— Заткнись! — заорал Федька и ткнул в мою сторону трясущимся пальцем. — Все только по тебе с ума и сходили, а ты только пил и куролесил, как хотел! Я создал целую империю, но знаешь, кем я был для всех тут? «А, это Теодор, брат того русского психа!» И если бы это началось только после наследства! Но так было всегда! В школе девушка, которую я любил, отдалась тебе…
— И ты решил в отместку увести Ингу? — фыркнул я.
— Да! — заорал Федька, краснея от ярости. — Теперь ты об этом знаешь — вот живи и думай, как мы с ней занимаемся сексом, а ты ничего, ничегошеньки не можешь сделать!
— Так ты меня для того и оцифровал? Чтобы я тут страдал? Ты ж меня знал, ты знал, что я тут буду — как Кинг-Конг в клетке для канарейки.
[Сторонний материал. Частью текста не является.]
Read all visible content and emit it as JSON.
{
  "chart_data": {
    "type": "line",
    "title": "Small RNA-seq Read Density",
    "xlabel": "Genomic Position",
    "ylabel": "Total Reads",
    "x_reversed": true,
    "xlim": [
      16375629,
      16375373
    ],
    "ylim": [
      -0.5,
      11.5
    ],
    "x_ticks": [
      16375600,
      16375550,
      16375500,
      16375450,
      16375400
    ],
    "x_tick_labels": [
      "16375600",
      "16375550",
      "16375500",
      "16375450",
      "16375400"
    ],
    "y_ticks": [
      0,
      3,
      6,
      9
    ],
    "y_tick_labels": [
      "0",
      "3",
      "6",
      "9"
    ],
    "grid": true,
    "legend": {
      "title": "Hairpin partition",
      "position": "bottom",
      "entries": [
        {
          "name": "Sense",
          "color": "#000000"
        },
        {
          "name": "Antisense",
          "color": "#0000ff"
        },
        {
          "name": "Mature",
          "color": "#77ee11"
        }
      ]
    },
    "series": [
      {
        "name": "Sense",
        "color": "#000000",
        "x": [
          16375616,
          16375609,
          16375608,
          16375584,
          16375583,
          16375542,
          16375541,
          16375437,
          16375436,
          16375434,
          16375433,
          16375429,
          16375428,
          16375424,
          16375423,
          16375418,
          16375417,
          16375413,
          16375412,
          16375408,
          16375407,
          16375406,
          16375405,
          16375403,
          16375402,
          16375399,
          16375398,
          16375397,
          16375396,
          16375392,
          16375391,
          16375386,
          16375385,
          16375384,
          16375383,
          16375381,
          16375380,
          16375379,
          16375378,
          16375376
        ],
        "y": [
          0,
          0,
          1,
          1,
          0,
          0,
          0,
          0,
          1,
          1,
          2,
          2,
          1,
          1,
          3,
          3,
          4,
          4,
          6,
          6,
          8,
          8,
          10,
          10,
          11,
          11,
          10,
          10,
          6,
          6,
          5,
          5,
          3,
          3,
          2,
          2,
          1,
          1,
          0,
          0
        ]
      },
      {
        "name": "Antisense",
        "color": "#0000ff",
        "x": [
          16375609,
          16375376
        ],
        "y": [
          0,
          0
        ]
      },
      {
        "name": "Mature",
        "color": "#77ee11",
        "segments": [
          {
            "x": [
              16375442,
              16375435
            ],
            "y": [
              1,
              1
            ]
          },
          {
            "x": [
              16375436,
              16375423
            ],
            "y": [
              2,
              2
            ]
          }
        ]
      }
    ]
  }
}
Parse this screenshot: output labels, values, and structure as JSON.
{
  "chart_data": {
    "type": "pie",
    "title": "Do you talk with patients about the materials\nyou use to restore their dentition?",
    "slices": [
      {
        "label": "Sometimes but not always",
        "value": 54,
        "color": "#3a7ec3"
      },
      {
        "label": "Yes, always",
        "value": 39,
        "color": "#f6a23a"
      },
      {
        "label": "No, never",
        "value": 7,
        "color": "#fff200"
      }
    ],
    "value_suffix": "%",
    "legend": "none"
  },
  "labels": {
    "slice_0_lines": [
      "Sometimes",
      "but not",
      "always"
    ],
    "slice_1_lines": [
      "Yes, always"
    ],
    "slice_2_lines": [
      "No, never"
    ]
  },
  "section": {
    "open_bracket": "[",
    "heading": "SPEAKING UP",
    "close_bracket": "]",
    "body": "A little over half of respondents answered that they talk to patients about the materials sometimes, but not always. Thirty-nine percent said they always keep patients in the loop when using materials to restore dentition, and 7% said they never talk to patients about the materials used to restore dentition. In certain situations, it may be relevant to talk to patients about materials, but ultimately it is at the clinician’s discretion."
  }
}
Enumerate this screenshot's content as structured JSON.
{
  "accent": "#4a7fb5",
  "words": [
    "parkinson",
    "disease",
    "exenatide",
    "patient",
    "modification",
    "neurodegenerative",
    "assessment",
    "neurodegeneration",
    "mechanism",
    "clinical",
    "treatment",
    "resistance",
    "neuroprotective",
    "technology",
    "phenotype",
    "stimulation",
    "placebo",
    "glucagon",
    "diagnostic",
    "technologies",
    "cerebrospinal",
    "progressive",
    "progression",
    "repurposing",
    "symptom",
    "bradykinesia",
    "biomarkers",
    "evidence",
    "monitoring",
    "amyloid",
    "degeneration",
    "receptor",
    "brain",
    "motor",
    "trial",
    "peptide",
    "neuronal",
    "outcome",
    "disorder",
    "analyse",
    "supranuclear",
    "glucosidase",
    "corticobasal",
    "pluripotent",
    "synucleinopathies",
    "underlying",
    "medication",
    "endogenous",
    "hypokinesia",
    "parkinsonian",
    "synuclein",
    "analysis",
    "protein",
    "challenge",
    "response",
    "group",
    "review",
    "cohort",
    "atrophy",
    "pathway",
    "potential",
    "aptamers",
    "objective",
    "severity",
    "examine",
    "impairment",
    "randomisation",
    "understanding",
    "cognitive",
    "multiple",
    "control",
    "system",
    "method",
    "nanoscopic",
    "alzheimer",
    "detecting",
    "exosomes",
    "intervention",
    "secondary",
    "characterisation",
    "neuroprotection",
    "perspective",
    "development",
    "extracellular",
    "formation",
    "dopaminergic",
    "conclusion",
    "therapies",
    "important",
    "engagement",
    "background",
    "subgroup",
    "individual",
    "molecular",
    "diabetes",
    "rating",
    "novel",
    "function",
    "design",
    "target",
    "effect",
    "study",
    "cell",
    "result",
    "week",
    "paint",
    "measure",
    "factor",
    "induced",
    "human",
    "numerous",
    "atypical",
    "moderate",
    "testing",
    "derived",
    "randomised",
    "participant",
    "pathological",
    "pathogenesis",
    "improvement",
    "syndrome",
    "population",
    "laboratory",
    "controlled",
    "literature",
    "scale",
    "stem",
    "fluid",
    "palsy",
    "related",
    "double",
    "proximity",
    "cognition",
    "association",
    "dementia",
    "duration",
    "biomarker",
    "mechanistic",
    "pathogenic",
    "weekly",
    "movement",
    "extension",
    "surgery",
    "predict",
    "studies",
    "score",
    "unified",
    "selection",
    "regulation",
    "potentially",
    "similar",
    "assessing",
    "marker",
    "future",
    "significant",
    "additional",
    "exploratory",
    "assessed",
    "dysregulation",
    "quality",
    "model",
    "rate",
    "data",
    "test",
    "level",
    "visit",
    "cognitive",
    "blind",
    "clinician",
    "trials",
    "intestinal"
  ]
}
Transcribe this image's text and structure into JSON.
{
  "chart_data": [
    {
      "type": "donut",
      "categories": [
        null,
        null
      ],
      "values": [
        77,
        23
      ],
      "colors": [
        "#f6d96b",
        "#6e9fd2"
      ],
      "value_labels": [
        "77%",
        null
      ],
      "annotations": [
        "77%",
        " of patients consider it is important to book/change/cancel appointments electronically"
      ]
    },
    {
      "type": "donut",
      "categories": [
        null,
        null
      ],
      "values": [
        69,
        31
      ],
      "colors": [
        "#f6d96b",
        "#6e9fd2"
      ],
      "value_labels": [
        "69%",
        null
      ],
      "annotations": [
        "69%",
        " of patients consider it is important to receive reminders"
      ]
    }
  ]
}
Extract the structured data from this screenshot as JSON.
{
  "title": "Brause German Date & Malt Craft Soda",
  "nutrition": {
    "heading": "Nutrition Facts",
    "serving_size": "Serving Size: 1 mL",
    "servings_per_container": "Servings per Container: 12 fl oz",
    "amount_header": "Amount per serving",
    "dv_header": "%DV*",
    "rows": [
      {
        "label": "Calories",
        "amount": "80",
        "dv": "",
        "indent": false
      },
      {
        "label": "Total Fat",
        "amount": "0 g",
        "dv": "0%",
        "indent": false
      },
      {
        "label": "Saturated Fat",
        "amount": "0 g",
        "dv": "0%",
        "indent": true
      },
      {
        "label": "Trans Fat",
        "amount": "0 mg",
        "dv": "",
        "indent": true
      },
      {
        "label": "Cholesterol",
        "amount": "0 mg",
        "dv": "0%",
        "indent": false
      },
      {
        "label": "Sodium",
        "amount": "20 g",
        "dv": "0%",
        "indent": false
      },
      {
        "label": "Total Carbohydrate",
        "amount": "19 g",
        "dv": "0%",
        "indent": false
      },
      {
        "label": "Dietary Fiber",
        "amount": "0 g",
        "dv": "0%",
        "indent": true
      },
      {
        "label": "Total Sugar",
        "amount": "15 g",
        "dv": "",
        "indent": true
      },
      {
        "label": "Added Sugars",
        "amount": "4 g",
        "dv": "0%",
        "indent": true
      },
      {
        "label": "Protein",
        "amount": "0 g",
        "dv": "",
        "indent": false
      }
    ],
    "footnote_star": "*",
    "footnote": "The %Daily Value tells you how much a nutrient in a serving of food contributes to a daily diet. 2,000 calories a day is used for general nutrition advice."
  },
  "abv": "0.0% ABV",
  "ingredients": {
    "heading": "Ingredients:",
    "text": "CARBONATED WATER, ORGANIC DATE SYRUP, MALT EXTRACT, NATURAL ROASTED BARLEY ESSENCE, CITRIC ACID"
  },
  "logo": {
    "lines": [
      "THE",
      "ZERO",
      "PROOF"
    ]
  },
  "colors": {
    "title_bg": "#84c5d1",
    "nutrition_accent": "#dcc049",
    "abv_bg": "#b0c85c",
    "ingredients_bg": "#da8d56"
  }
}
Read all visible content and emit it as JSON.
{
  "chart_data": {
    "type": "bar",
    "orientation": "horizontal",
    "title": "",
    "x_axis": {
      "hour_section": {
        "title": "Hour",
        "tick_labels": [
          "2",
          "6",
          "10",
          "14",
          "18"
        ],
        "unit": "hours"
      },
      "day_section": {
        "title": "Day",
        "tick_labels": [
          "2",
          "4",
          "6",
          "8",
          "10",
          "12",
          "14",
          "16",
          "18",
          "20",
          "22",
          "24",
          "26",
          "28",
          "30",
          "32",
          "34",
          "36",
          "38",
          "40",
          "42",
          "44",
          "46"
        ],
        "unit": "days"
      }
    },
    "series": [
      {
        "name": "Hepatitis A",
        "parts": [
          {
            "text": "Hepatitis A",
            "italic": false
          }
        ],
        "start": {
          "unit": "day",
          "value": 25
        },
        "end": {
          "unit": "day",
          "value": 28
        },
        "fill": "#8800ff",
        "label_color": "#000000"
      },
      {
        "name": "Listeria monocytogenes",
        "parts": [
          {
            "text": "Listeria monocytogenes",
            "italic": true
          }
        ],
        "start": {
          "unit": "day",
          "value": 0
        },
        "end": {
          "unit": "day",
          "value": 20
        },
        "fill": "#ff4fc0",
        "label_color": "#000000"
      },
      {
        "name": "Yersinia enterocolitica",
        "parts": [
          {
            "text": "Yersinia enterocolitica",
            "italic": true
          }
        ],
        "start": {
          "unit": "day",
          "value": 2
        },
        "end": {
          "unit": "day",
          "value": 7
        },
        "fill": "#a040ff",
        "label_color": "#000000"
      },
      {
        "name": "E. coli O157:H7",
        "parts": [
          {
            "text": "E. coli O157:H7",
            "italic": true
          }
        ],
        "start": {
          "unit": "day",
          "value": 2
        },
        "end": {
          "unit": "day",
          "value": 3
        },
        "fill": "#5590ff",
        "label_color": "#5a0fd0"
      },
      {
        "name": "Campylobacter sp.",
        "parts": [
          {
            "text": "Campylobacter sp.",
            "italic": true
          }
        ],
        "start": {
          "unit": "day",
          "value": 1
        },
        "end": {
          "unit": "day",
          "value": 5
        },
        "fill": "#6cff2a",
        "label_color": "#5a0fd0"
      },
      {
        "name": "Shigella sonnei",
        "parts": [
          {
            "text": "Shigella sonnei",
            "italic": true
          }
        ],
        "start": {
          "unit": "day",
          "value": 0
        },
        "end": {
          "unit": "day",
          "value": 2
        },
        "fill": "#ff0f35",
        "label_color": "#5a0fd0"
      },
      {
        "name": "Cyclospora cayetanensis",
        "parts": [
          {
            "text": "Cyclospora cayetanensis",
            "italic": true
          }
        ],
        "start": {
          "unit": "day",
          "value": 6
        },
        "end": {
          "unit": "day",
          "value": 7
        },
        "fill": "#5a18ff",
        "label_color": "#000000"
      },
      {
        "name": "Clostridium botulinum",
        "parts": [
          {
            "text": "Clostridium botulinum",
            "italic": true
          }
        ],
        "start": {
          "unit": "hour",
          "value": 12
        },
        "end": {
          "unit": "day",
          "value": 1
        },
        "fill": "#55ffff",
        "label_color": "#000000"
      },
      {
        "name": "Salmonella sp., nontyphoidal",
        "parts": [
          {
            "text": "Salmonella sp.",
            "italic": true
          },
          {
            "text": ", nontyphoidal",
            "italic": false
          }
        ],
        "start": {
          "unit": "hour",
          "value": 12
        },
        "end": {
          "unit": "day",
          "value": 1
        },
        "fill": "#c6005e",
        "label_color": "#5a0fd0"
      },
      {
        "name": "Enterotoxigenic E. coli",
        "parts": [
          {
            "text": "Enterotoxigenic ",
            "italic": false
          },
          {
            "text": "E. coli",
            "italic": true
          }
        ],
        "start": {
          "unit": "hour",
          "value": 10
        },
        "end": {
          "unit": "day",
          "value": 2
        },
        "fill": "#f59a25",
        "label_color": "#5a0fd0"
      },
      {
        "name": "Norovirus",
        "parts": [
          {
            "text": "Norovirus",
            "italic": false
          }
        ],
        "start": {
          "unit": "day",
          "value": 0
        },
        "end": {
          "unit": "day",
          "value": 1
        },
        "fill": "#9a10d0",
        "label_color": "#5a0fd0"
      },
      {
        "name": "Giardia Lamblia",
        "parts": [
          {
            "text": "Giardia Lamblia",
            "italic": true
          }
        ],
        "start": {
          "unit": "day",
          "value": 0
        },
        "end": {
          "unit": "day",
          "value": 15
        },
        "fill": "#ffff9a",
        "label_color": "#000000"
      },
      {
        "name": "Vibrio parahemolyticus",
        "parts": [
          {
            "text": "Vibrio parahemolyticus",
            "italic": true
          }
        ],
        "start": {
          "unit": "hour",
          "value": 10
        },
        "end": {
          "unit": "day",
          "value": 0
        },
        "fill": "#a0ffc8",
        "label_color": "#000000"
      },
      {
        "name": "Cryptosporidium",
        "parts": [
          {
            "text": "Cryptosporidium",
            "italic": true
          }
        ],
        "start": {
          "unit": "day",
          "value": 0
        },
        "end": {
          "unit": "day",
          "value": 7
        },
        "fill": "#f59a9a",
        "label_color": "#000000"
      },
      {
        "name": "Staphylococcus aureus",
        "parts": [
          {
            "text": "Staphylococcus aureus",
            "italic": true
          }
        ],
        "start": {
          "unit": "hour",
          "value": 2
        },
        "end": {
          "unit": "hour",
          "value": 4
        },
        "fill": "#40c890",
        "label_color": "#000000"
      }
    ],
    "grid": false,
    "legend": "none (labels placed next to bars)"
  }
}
Федька расхохотался, как безумная колдунья, и снова завопил:
— Да!
— У-у-у, Федь… А когда я, значит, начал тут подниматься и как сыр в масле кататься — у тебя и бомбануло? Ты ведь хотел, чтобы я только время от времени пробовал и обламывался. Гитарку подарил, которой можно с пятидесятого уровня пользоваться. Чтоб я посмотрел, как мне ещё дохера предстоит, и плюнул, и бухать пошёл.
Он ржал, и у него текли слёзы. И слюни. Это была уже какая-то ненормальная херня. Да, братишка, ушатала тебя собственная ненависть…
Я взял со стола початую бутылку, отпил из горлышка и, откашлявшись, сказал:
— Ты, дурачок, об одном не подумал.
— Я обо всём подумал, Мёрдок. Ты навеки мартышка при моей шарманке, брат. Наве-е-еки…
— «Навеки», Федь, есть только у меня. А у тебя есть только короткая человеческая жизнь. А потом ты умрёшь — и у тебя тоже появится «навеки». И у Инги.
Федя перестал ржать. Лицо его посерело, челюсть отвисла.
— Ага, — кивнул я. — Вы оба будете здесь. И угадай, кто в итоге будет кувыркаться с ней везде и всюду, в таких позах, о которых ты даже слыхом не слыхивал, а кто будет смотреть, дрочить и плакать от бессильной злобы?
— Ты… Ты… — лепетал Федька.
— Ты сам себе этот п**дец устроил, — сказал я и спрятал бутылку. — Ты, и больше никто. Так что до встречи, братишка. Наслаждайся жизнью и Ингой, пока можешь. Постарайся, чтобы она сильно не заскучала до встречи со мной. А когда свидимся — я, так и быть, тебе за труды накину пару-тройку тысяч нарисованных монеток.
Я пошёл к двери. За спиной раздался топот и дикий отчаянный рёв. Я улыбнулся и достал гитару.
Гитара издала невыносимо-божественный скрежещущий звук. Федька снова заорал, послышался звон.
Я повернулся, не прекращая раздражать и стимулировать пальцем трепещущую эрогенную струну своей любимицы.
Федька стоял на коленях, рядом с ним валялся меч. Ладони он прижимал к ушам, сквозь пальцы сочилась кровь.
— Навеки, братишка! — улыбнулся я ему, пока чудовищные звуки перетекали один в другой. — На-ве-ки!